One night, one special night he told the story he had been saving up since they started their nighttime rituals. The words he held close to him, as if he could keep them in the room, in the bed, only between him and Giles and then Giles would understand him that much better than anyone else, as long as they stayed there, thick and heavy sloping down his shoulders, because they were his words, and this was his story.

It had happened when he was a little boy, before monsters were real but still resided under his bed and around dark corners. It is an image he will never forget: a monarch butterfly lilting through an open car window and resting on an outstretched hand. Then, pulling away, red blood cells clinging to its antennae. Skittering across the driver's side door, leaving what Oz now imagined to be tiny red checkerboard prints across scraped white paint. The hand, locked into constant stillness (more still than Giles underneath him, who still beat with life and stirring need). Two cars meeting in an obscene embrace, metal kissing metal. Slack jaws and slick road and shock of red. And amongst the last shudders of machinery, a monarch passing through on its migratory path to Mexico. Seven shells, empty cocoons, and one lone monarch stuck with blood and then gone forever.

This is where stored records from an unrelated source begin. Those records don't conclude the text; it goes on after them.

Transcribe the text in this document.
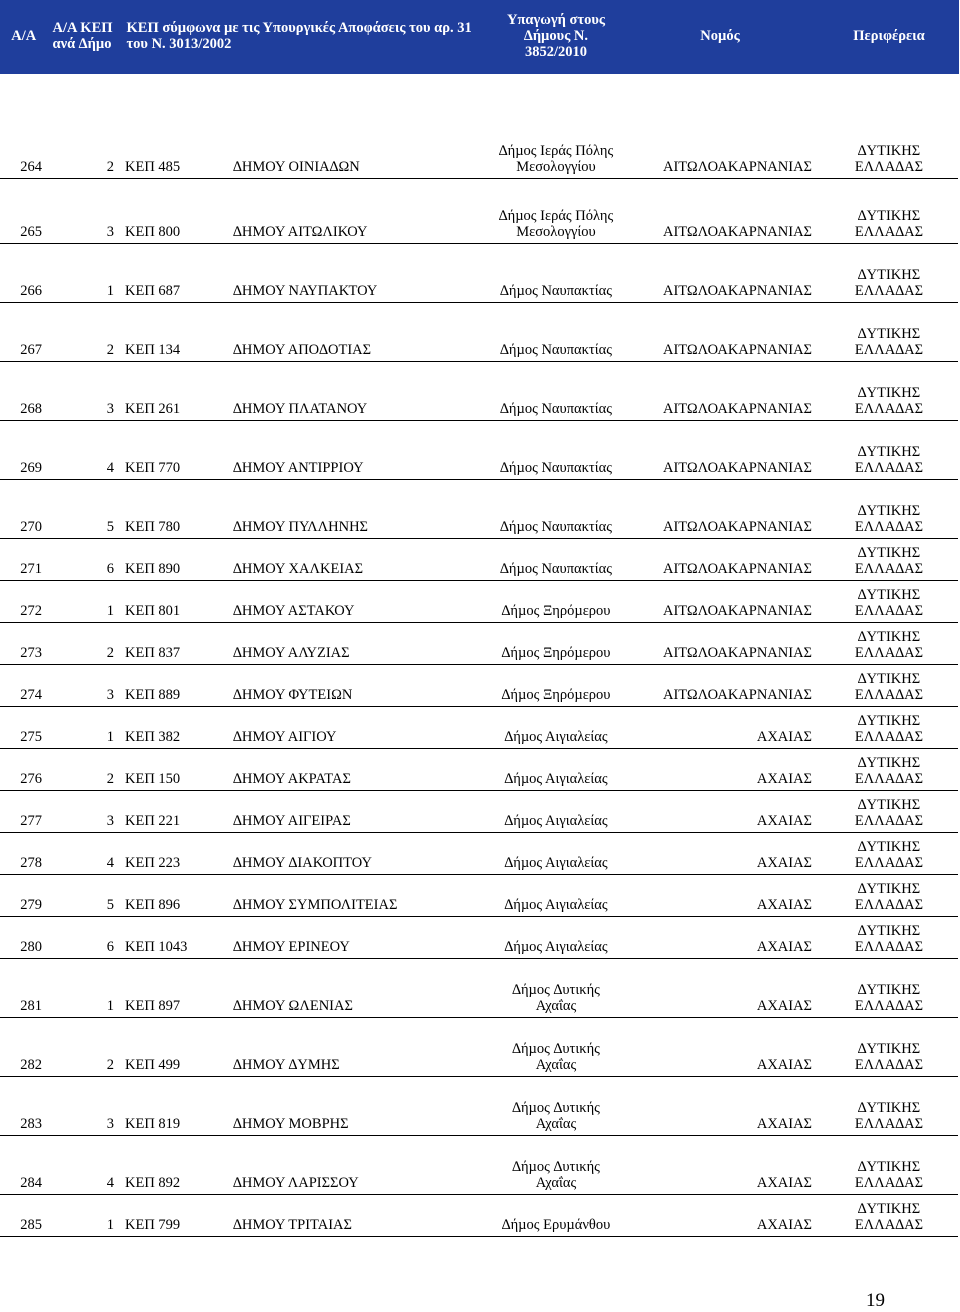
Α/Α	Α/Α ΚΕΠ ανά ∆ήµο	ΚΕΠ σύµφωνα µε τις Υπουργικές Αποφάσεις του αρ. 31 του Ν. 3013/2002	Υπαγωγή στους ∆ήµους Ν. 3852/2010	Νοµός	Περιφέρεια
264	2	ΚΕΠ 485 ∆ΗΜΟΥ ΟΙΝΙΑ∆ΩΝ	∆ήµος Ιεράς Πόλης Μεσολογγίου	ΑΙΤΩΛΟΑΚΑΡΝΑΝΙΑΣ	∆ΥΤΙΚΗΣ ΕΛΛΑ∆ΑΣ
265	3	ΚΕΠ 800 ∆ΗΜΟΥ ΑΙΤΩΛΙΚΟΥ	∆ήµος Ιεράς Πόλης Μεσολογγίου	ΑΙΤΩΛΟΑΚΑΡΝΑΝΙΑΣ	∆ΥΤΙΚΗΣ ΕΛΛΑ∆ΑΣ
266	1	ΚΕΠ 687 ∆ΗΜΟΥ ΝΑΥΠΑΚΤΟΥ	∆ήµος Ναυπακτίας	ΑΙΤΩΛΟΑΚΑΡΝΑΝΙΑΣ	∆ΥΤΙΚΗΣ ΕΛΛΑ∆ΑΣ
267	2	ΚΕΠ 134 ∆ΗΜΟΥ ΑΠΟ∆ΟΤΙΑΣ	∆ήµος Ναυπακτίας	ΑΙΤΩΛΟΑΚΑΡΝΑΝΙΑΣ	∆ΥΤΙΚΗΣ ΕΛΛΑ∆ΑΣ
268	3	ΚΕΠ 261 ∆ΗΜΟΥ ΠΛΑΤΑΝΟΥ	∆ήµος Ναυπακτίας	ΑΙΤΩΛΟΑΚΑΡΝΑΝΙΑΣ	∆ΥΤΙΚΗΣ ΕΛΛΑ∆ΑΣ
269	4	ΚΕΠ 770 ∆ΗΜΟΥ ΑΝΤΙΡΡΙΟΥ	∆ήµος Ναυπακτίας	ΑΙΤΩΛΟΑΚΑΡΝΑΝΙΑΣ	∆ΥΤΙΚΗΣ ΕΛΛΑ∆ΑΣ
270	5	ΚΕΠ 780 ∆ΗΜΟΥ ΠΥΛΛΗΝΗΣ	∆ήµος Ναυπακτίας	ΑΙΤΩΛΟΑΚΑΡΝΑΝΙΑΣ	∆ΥΤΙΚΗΣ ΕΛΛΑ∆ΑΣ
271	6	ΚΕΠ 890 ∆ΗΜΟΥ ΧΑΛΚΕΙΑΣ	∆ήµος Ναυπακτίας	ΑΙΤΩΛΟΑΚΑΡΝΑΝΙΑΣ	∆ΥΤΙΚΗΣ ΕΛΛΑ∆ΑΣ
272	1	ΚΕΠ 801 ∆ΗΜΟΥ ΑΣΤΑΚΟΥ	∆ήµος Ξηρόµερου	ΑΙΤΩΛΟΑΚΑΡΝΑΝΙΑΣ	∆ΥΤΙΚΗΣ ΕΛΛΑ∆ΑΣ
273	2	ΚΕΠ 837 ∆ΗΜΟΥ ΑΛΥΖΙΑΣ	∆ήµος Ξηρόµερου	ΑΙΤΩΛΟΑΚΑΡΝΑΝΙΑΣ	∆ΥΤΙΚΗΣ ΕΛΛΑ∆ΑΣ
274	3	ΚΕΠ 889 ∆ΗΜΟΥ ΦΥΤΕΙΩΝ	∆ήµος Ξηρόµερου	ΑΙΤΩΛΟΑΚΑΡΝΑΝΙΑΣ	∆ΥΤΙΚΗΣ ΕΛΛΑ∆ΑΣ
275	1	ΚΕΠ 382 ∆ΗΜΟΥ ΑΙΓΙΟΥ	∆ήµος Αιγιαλείας	ΑΧΑΙΑΣ	∆ΥΤΙΚΗΣ ΕΛΛΑ∆ΑΣ
276	2	ΚΕΠ 150 ∆ΗΜΟΥ ΑΚΡΑΤΑΣ	∆ήµος Αιγιαλείας	ΑΧΑΙΑΣ	∆ΥΤΙΚΗΣ ΕΛΛΑ∆ΑΣ
277	3	ΚΕΠ 221 ∆ΗΜΟΥ ΑΙΓΕΙΡΑΣ	∆ήµος Αιγιαλείας	ΑΧΑΙΑΣ	∆ΥΤΙΚΗΣ ΕΛΛΑ∆ΑΣ
278	4	ΚΕΠ 223 ∆ΗΜΟΥ ∆ΙΑΚΟΠΤΟΥ	∆ήµος Αιγιαλείας	ΑΧΑΙΑΣ	∆ΥΤΙΚΗΣ ΕΛΛΑ∆ΑΣ
279	5	ΚΕΠ 896 ∆ΗΜΟΥ ΣΥΜΠΟΛΙΤΕΙΑΣ	∆ήµος Αιγιαλείας	ΑΧΑΙΑΣ	∆ΥΤΙΚΗΣ ΕΛΛΑ∆ΑΣ
280	6	ΚΕΠ 1043 ∆ΗΜΟΥ ΕΡΙΝΕΟΥ	∆ήµος Αιγιαλείας	ΑΧΑΙΑΣ	∆ΥΤΙΚΗΣ ΕΛΛΑ∆ΑΣ
281	1	ΚΕΠ 897 ∆ΗΜΟΥ ΩΛΕΝΙΑΣ	∆ήµος ∆υτικής Αχαΐας	ΑΧΑΙΑΣ	∆ΥΤΙΚΗΣ ΕΛΛΑ∆ΑΣ
282	2	ΚΕΠ 499 ∆ΗΜΟΥ ∆ΥΜΗΣ	∆ήµος ∆υτικής Αχαΐας	ΑΧΑΙΑΣ	∆ΥΤΙΚΗΣ ΕΛΛΑ∆ΑΣ
283	3	ΚΕΠ 819 ∆ΗΜΟΥ ΜΟΒΡΗΣ	∆ήµος ∆υτικής Αχαΐας	ΑΧΑΙΑΣ	∆ΥΤΙΚΗΣ ΕΛΛΑ∆ΑΣ
284	4	ΚΕΠ 892 ∆ΗΜΟΥ ΛΑΡΙΣΣΟΥ	∆ήµος ∆υτικής Αχαΐας	ΑΧΑΙΑΣ	∆ΥΤΙΚΗΣ ΕΛΛΑ∆ΑΣ
285	1	ΚΕΠ 799 ∆ΗΜΟΥ ΤΡΙΤΑΙΑΣ	∆ήµος Ερυµάνθου	ΑΧΑΙΑΣ	∆ΥΤΙΚΗΣ ΕΛΛΑ∆ΑΣ
19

(Giles had sighed, long, because he understood.)

Here was the finite line between presence and void, Oz told Giles. Here, Oz said, the creeping stain into hot pavement. Rescue crews had come, pushing aside the tiny boy with sticking lips and forgotten candy at his side. But they had left with empty ambulances, silent sirens and quiet lights, hushed voices reserved for libraries and death, and the slow roll of tires. The place reeked of the ending of seven lives. And here, Oz said, here: seven bodies lying on a sunny neighborhood street, covered in anonymous blue blankets, just shapes and no longer people. Just a collection of blood and tissue and collapsed vital organs and broken bones.

Here, Oz said, here: one outstretched hand, while yellow and black fluttered against cold flesh.

They were both old men in a way, one with the scars and lines to prove it, the other with tainted blood and an allergy to the full moon. This was just one such story, one that made them sink into the bed with the weight of gravity, and when they slept, it was restless and full of dreams.

Soon after, they stopped telling stories. Pushing back against memory proved too much, there was already too much in the present, when they went to bed weary: Giles from training or research, Oz from patrol or band practice or getting high with Devon and the rest of the Dingoes. Bedtime stories, they had discovered, were not for grown men.

Oz retreated back to asking Giles what he was thinking about, when sheets were breaking over them like waves, and the muscles in his back ached but his hands ached to touch more. And more and more often, Giles would pause. Soon, they would only have the silence left.